M2讃(99/8/22)


毎年、職場の合唱団でも合唱コンクールに参加しています(関東大会に出ている人にはおなじみか^^;、毎年ビリだけど)。
今年の課題曲はM2(男声の2曲目)を選びましたが、歌ってみるとこの曲なかなか味があっていいんです。

最初に歌ったときは、ありきたりなロマン派っぽい曲だと思いました。曲も短いし、作曲者も、コルネリウス?誰それ?(恥ずかしながら知らなかった)てな感じで印象は薄かったのは確かです。
何回か歌った時点では、ありがちだけど短調から長調への変化とか、内声の面白い動き、それからバスの下降音形などが、なかなかいい味を出しているように思いました。なぜか、高い音域でのベースのパートソロがあるのは、ベースの私にとってはつらいところがありますが(本当はおいしいというべきか)、男声合唱のつぼを押さえた佳曲ということができるでしょう。
しかし、なによりこの曲の魅力は詩にあると私は思います。こういう詩は、実はとてもわたし好みなのです。
詩の内容そのものももちろんなのですが、詩が一つの物語性を持っている、というのが私の心をくすぐります。ただ、詩はかなり短く、この物語に含まれているであろう事件の真相は何も語られていません。あるいは、村の爺さんが、うらぶれた墓標のいわれを若い恋人か誰かに語っているといった雰囲気でしょうか。
しかし、だからこそ、想像力をかきたてられ、王様と若い妃と小姓の3人の間に何があったのか、あれこれ考えたくなります。
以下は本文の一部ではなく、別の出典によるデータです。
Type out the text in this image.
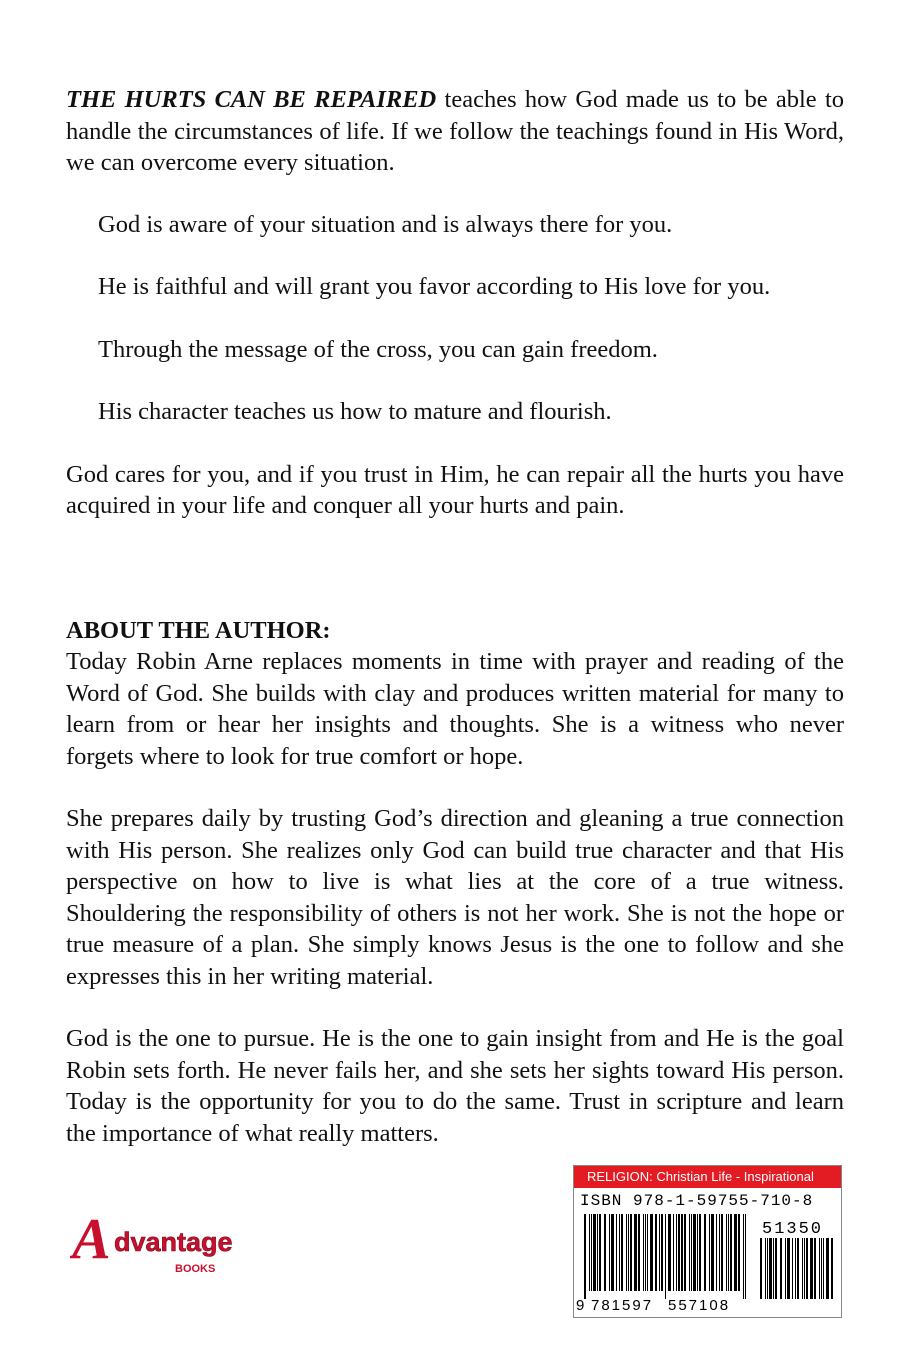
THE HURTS CAN BE REPAIRED teaches how God made us to be able to handle the circumstances of life. If we follow the teachings found in His Word, we can overcome every situation.

God is aware of your situation and is always there for you.

He is faithful and will grant you favor according to His love for you.

Through the message of the cross, you can gain freedom.

His character teaches us how to mature and flourish.

God cares for you, and if you trust in Him, he can repair all the hurts you have acquired in your life and conquer all your hurts and pain.

ABOUT THE AUTHOR:

Today Robin Arne replaces moments in time with prayer and reading of the Word of God. She builds with clay and produces written material for many to learn from or hear her insights and thoughts. She is a witness who never forgets where to look for true comfort or hope.

She prepares daily by trusting God’s direction and gleaning a true connection with His person. She realizes only God can build true character and that His perspective on how to live is what lies at the core of a true witness. Shouldering the responsibility of others is not her work. She is not the hope or true measure of a plan. She simply knows Jesus is the one to follow and she expresses this in her writing material.

God is the one to pursue. He is the one to gain insight from and He is the goal Robin sets forth. He never fails her, and she sets her sights toward His person. Today is the opportunity for you to do the same. Trust in scripture and learn the importance of what really matters.

A dvantage
BOOKS
RELIGION: Christian Life - Inspirational
ISBN 978-1-59755-710-8
51350
9 781597 557108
この詩を踏まえて曲を見てみると、確かに詩の内容をかなり意識して曲が作られていることが分かります。
冒頭のタッカのリズムでは「心は重く」「髪は白い」と言っているわけで、老人っぽい重い足取りのリズムを象徴しているように思われます。中盤の長調への転調では、小姓という物語を動かす新しい人物の登場と、「美しい(scho:ner)」という言葉のイメージが長調の雰囲気にうまくマッチしています。また、上述したリズムがまた現れ、そこでは「髪はブロンド」「性向は浮薄」の歌詞が当てられ、最初の部分とうまく対比されています。
後半は、「あまりに愛し合っていたので、死なねばならなかった」と何回か繰り返され、最後の繰り返しで ff になり、「Viel zu lieb」(あまりに愛し合って)という言葉だけが静かに繰り返されます。
曲自体がうまく詩の内容をなぞっているので、派手な曲作りよりは、静かに朗々と語るような歌いっぷりが必要とされることでしょう。

同じようなノリの合唱曲でメンデルスゾーンの「三つの民謡」という混声合唱曲があります。大学の合唱団の愛唱歌だったのですが、私はこの曲がとても大好きだったのです。
これも、愛する二人が駆け落ちして、寒さの中で凍死してしまい、その二人が墓に眠る、といった内容の曲です。ドイツ語で歌うと歌詩の意味もわかりづらいんですが、大学では訳詞バージョンが歌われていて、あまりにクラい詩の内容に拒否反応を示した人もいたようです。クライから好きってわけじゃないのですが(もちろんそれもあるけど)、詩に物語性、叙事性があるのがやっぱり私は好きなようなのです。